The story begins with an intimate portrait of the household of the Prophet of God, Rasulullah, better known as Naana Jaan to his grandsons Hasan and Husain. With the arrival of their baby sister, Zainab, familial love and devotion grows. The tenderest moments are also the most ephemeral, and Husain’s idyllic childhood dissipates with the death of Rasulullah, his beloved Amma, Fatima Zehra, the murders of his father Ali Ibn Abi Talib and his elder brother Hasan. Husain refuses to pledge his allegiance to Yazid, insolent heir to Amir Mu’awiya, who has secured Syria and crushed opposition in Kufa. The people of Kufa write a letter to Husain: “You are the Prophet’s grandson and his people are going through a catastrophic time. No one but you can come to our rescue.” Husain prepares to leave Medina with Zainab and other family members. The journey advances towards the treacherous plains of Karbala and the impending battle.

One Drop of Blood is a timeless parable, a multi-layered text. Bilal Hashmi offers one allegory in his Introduction here, drawing comparison between Yazid and Sanjay Gandhi; the punishment inflicted upon Yazid’s adversaries, described as ‘ilaj,’ is, presumably, a reference to the forced sterilisation of the urban poor: “Or, perhaps, one might translate that word, ‘ilaj’, more literally, as ‘treatment,’ which, after all, was how Indira Gandhi described the Emergency--‘shock treatment,’ she called it, a phrase coined by Milton Friedman, and then very much in vogue in Pinochet’s Chile.”  

The political implications of Yazid inheriting the caliphate after the death of his father, Mu’awiya, and his demand for a pledge of allegiance from Husain, who, writes Syed Akbar Hyder in Reliving Karbala: Martyrdom In South Asian Memory, had “… accrued unmatched spiritual status and his allegiance was perceived by Yazid and his advisors as essential to the survival of their rule”, is perhaps the perfect allegory of a distraught age. Husain’s supporters are persecuted; one gleans from Hyder’s historical chronicling and Chughtai’s retelling that dissenters were either bribed or snuffed out.

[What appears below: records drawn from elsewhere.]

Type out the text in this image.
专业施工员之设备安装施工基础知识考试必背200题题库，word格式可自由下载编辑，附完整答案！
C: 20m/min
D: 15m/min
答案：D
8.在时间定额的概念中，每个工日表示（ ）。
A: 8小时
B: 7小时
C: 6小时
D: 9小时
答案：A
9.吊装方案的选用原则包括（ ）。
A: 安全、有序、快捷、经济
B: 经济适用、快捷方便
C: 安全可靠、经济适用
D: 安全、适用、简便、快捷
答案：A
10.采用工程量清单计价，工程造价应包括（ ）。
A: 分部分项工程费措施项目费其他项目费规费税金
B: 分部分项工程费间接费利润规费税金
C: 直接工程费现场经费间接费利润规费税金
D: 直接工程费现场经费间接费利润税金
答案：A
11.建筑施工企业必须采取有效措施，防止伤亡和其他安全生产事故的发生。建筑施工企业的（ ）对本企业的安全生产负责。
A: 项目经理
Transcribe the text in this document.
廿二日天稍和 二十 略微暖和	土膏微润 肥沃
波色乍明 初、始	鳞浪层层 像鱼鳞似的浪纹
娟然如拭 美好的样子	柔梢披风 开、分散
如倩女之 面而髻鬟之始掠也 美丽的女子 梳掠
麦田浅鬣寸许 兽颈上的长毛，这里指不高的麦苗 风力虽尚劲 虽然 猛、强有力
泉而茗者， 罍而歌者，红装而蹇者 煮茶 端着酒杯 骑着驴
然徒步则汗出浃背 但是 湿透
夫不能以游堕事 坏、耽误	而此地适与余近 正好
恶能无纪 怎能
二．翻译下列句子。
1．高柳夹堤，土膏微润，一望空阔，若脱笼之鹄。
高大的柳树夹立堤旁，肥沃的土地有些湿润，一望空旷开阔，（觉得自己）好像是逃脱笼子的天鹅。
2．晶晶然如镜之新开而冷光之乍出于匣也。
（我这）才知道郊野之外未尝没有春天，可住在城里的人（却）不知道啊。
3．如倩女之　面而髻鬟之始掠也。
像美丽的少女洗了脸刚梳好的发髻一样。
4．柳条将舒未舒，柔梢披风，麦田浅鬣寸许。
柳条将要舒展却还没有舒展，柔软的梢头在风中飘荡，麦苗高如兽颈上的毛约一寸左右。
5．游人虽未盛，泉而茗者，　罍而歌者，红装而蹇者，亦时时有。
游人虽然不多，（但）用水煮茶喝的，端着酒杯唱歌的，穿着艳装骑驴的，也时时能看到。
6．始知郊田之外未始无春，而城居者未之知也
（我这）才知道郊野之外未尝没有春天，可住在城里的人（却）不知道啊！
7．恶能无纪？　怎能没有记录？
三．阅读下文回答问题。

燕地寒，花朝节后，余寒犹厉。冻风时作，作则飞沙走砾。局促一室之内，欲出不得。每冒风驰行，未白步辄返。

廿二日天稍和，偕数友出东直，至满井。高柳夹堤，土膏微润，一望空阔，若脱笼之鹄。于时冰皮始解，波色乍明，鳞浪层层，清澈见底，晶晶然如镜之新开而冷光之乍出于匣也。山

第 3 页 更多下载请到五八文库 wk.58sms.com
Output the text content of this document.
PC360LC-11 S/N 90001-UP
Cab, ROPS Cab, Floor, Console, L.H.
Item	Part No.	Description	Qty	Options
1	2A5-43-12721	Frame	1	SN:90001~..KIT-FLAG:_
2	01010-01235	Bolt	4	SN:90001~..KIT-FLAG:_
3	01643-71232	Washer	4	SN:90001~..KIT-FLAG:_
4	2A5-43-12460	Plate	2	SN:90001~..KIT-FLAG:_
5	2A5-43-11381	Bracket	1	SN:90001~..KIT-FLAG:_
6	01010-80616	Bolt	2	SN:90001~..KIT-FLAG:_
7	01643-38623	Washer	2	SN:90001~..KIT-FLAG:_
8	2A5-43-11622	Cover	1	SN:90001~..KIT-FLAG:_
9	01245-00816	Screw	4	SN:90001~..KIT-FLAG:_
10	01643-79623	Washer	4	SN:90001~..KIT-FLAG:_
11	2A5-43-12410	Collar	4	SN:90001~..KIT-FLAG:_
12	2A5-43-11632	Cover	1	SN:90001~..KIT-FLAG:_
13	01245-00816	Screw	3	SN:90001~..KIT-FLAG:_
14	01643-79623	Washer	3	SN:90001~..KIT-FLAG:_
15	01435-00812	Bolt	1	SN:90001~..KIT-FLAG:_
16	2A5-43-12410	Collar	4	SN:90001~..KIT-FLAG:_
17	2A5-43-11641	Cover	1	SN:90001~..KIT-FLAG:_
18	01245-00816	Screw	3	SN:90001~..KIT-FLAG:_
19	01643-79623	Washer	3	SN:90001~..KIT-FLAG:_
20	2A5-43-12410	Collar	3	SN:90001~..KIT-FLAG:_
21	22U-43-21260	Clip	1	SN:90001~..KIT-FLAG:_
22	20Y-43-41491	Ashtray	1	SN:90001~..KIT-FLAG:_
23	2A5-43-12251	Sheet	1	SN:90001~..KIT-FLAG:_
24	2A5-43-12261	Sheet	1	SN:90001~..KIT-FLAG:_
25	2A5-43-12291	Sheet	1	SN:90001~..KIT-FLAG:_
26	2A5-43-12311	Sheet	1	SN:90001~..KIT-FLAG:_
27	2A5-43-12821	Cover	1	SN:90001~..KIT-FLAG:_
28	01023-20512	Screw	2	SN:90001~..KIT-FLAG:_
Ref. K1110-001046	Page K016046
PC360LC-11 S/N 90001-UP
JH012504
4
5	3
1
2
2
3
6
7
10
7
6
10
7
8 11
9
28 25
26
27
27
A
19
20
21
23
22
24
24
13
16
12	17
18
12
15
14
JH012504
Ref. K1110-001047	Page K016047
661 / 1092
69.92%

A lucid narrative and attention to detail notwithstanding, One Drop of Blood swoons with the cries of mourners. Unlike her previous work, in particular the 1942 short story Lihaaf, for which she was charged with obscenity, One Drop of Blood is almost an Islamic manifesto. “The novel contradicted her image as a secular, rebellious progressive writer, never known to be connected in any way to religious observance or belief,” writes Naqvi.

The story of the battle of Karbala is couched in traditions of Islamic mourning and commemoration. For it is a tale of sacrifice and suffering. In an interview with Jalil Baz Yadpuri in Ismat Chughtai Naqad ki Kasauti Par, Chughtai mentions being deeply moved by the slaughter of Ali Asghar, a six-month-old boy. She had read the marsiyas or masterful elegiac poems of Mir Babar Ali Anis of Faizabad. “The Urdu marsiya writers were heir to Persian literary traditions; and these traditions, whether in ghazal mode or in the epic form, provided ever new aspects to the images of Karbala that were projected in the 19th century,” Hyder explains in Reliving Karbala.

Chughtai’s One Drop of Blood is ultimately a lamentation--a prolonged mourning for martyrs, a battlefield awash with tears. Its grief is a relentless interrogator of history.